The Federal Reserve Bank of New York's Liberty Street Economics researchers Victoria E. Agwam, Pablo D. Azar, and Kyra Frye studied the knock-on and spillover effects of Covid on both productivity and an ecosystem of supply chains that, together, weighed down the economy. They write here:
A productivity shock—such as the one induced by COVID-19—can ripple through the supply chain network. The introduction of a shock to industry “A” is represented with a red circle on the left-hand side. The transition from left to right, or from partially blue to all red, exemplifies how productivity losses to one industry can lead to similar losses in connected industries.
Accepting that supply disruption will be lasting, and may get worse – in terms of both material availability, timeliness, and cost – before it gets better stands as a very difficult pill to swallow, particularly in a business and manufacturing culture whose workaround to critical path and scheduling challenges tends to be to throw more money at the problem, or move past the critical path item and plan to come back to it later – even if the loss of sequence runs costs higher, and even potentially impacts quality.
It's a widely known fact that one of the last options many homebuilding organizations would resort to is exactly the option many supply chain strategists insist would be the best route.
Farida Ali, ceo and president of Dynamic Technology Solutions, writes:
In the current manufacturing environment — where no clear standards exist for what is and what is not acceptable supply chain risk — relationships need to be developed that define and formally align the interests of the purchaser and the supplier. Investment of time and resources are required to establish that type of high-level, non-transactional support from suppliers.

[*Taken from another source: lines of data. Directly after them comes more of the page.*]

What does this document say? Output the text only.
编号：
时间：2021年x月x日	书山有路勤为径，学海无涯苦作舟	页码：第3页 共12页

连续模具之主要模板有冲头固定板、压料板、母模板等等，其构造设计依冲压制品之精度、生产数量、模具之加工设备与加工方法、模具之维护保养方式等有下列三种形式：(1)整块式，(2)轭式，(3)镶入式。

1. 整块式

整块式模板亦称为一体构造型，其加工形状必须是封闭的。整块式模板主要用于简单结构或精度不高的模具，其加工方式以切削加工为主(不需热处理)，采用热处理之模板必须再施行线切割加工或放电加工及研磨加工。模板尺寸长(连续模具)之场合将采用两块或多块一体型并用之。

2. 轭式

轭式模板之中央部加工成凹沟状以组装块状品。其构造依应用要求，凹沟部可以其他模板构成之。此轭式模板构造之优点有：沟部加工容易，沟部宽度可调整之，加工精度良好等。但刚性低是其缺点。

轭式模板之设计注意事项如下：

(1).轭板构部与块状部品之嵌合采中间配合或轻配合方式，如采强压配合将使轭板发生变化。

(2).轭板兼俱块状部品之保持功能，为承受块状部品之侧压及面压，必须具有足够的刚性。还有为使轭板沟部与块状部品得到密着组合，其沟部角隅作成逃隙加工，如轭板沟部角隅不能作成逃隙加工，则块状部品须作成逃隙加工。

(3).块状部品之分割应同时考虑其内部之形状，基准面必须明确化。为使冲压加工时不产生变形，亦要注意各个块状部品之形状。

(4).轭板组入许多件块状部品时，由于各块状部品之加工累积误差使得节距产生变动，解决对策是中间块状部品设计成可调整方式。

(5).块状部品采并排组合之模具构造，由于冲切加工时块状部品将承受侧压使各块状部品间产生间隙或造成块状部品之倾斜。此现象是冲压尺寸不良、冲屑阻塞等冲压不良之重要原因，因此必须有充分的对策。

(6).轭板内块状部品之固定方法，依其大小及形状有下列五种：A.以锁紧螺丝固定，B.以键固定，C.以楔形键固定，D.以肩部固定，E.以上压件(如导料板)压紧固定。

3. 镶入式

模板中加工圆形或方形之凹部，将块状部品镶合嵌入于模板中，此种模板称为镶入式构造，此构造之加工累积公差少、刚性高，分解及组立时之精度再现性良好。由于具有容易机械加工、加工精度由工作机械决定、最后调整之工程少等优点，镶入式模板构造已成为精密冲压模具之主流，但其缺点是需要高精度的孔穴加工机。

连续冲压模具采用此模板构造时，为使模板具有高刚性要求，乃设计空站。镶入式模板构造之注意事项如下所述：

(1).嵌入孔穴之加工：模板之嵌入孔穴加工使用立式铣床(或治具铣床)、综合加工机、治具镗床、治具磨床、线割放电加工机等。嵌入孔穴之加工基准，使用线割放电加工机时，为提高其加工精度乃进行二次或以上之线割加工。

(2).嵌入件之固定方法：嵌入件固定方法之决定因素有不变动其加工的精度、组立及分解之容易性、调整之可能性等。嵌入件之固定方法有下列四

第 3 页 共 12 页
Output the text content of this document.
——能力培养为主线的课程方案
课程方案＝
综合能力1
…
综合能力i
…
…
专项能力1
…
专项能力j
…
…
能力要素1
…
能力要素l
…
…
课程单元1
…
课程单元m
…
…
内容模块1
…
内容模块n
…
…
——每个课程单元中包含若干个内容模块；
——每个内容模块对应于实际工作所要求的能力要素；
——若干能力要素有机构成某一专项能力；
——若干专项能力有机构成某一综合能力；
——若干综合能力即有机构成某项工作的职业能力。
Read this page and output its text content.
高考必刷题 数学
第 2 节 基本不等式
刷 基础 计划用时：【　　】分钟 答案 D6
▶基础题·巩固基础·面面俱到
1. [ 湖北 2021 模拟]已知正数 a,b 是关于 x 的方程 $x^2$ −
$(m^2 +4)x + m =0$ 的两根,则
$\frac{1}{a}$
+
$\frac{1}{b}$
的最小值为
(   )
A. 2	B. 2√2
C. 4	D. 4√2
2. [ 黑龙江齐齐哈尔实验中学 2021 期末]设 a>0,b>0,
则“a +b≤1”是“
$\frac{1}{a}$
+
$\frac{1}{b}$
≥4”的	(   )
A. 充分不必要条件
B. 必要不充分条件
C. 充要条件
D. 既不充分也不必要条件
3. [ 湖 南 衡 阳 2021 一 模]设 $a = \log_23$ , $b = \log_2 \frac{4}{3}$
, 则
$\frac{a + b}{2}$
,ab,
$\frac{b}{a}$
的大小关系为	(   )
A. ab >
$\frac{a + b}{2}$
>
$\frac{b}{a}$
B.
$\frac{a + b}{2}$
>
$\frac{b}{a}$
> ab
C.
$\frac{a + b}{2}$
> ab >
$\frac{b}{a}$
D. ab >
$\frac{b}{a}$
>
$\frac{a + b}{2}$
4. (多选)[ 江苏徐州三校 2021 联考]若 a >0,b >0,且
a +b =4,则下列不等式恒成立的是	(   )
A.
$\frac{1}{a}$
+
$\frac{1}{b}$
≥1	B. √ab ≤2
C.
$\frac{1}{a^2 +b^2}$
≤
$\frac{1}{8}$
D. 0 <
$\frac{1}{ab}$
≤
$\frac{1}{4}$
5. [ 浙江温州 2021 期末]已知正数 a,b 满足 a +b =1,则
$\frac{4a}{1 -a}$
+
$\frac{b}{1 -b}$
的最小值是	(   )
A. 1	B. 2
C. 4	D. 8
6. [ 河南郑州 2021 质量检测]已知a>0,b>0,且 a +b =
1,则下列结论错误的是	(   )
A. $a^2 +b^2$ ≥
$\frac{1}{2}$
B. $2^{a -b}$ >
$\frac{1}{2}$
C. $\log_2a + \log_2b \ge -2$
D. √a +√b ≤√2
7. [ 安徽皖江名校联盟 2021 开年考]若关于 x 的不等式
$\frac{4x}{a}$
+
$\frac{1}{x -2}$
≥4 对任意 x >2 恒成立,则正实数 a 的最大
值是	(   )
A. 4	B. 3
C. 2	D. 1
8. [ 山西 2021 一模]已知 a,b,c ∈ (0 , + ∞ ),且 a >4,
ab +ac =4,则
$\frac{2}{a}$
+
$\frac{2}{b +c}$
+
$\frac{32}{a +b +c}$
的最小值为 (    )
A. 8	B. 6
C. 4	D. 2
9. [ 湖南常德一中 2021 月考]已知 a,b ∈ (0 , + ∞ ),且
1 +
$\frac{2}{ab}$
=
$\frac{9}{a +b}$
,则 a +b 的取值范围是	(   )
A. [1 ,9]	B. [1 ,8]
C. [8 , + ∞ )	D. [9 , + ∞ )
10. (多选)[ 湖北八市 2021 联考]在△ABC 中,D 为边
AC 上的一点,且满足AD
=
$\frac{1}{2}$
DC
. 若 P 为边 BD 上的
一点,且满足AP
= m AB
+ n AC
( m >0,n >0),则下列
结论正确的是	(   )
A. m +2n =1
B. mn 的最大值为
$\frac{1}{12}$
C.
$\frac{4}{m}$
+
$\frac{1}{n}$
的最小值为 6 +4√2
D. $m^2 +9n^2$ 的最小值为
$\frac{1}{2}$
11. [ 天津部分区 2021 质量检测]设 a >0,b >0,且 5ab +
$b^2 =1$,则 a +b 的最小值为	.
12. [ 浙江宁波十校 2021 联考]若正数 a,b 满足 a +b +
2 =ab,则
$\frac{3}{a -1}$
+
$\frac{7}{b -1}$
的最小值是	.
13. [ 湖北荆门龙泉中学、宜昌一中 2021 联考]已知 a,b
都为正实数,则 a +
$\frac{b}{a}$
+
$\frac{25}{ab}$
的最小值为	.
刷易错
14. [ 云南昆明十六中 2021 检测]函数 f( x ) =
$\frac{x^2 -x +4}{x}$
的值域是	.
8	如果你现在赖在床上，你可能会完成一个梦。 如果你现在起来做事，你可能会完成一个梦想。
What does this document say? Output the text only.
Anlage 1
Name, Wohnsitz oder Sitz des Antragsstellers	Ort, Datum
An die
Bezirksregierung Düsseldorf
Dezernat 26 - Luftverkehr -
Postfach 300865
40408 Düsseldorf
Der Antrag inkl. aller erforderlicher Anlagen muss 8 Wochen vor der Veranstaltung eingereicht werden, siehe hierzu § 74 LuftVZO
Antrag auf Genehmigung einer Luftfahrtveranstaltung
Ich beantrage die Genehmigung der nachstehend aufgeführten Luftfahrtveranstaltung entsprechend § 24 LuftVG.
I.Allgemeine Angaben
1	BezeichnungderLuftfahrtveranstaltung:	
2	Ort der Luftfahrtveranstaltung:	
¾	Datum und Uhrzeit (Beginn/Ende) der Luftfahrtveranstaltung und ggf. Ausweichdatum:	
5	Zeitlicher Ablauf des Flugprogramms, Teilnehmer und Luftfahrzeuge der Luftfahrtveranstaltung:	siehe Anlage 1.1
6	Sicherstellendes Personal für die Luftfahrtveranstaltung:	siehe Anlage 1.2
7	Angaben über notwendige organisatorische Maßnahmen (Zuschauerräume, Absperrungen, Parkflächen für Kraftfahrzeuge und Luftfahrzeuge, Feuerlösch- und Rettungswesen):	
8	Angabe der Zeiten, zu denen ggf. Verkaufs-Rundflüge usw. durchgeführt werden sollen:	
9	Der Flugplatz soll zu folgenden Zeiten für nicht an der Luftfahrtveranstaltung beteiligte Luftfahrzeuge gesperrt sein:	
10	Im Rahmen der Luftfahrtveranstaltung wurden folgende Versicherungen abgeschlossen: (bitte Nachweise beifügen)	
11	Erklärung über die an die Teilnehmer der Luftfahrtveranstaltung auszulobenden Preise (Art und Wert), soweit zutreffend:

Those relationships must also be based on trust, so that suppliers are comfortable sharing potentially negative information with customers.
For meaningful change to occur in the management of supply chain risks, the underlying dynamics of the company-supplier relationship need to shift to proactive “pushing” of critical information by suppliers to manufacturers and away from the reactive “pulling” of information from suppliers by manufacturers. Companies must expect all suppliers to have skin in the game and require them to identify and keep them informed of potential risks.
Fourth quarter of 2021 will be a tsunami of Extra Purchase Orders, Variance Purchase Orders, Field Purchase Orders.
Who's on the hook for them? Who takes the hit?
Is it the promised, up-to-now mightily handsome margins builders have been mapping into their year-end forecasts, albeit on fewer than anticipated completed sales?
Who's on the hook?
Is it the field supervisors, the local purchasing folks working their brains to come up with that day's five workaround solutions? Is it the division managers and presidents who'll take a hit to their bonuses for not making their numbers?
Will the pain spread across the enterprise line into relationships with vendors, showing up as punitive measures in light of Covid-related delays that triggered a daisy-chain of expensive work-arounds?
Trust and transparency. These go-to values are baseline options, good times or bad; especially bad. Trust and transparency will be the way to build back stronger and better and faster once things do ease up in the supply channel.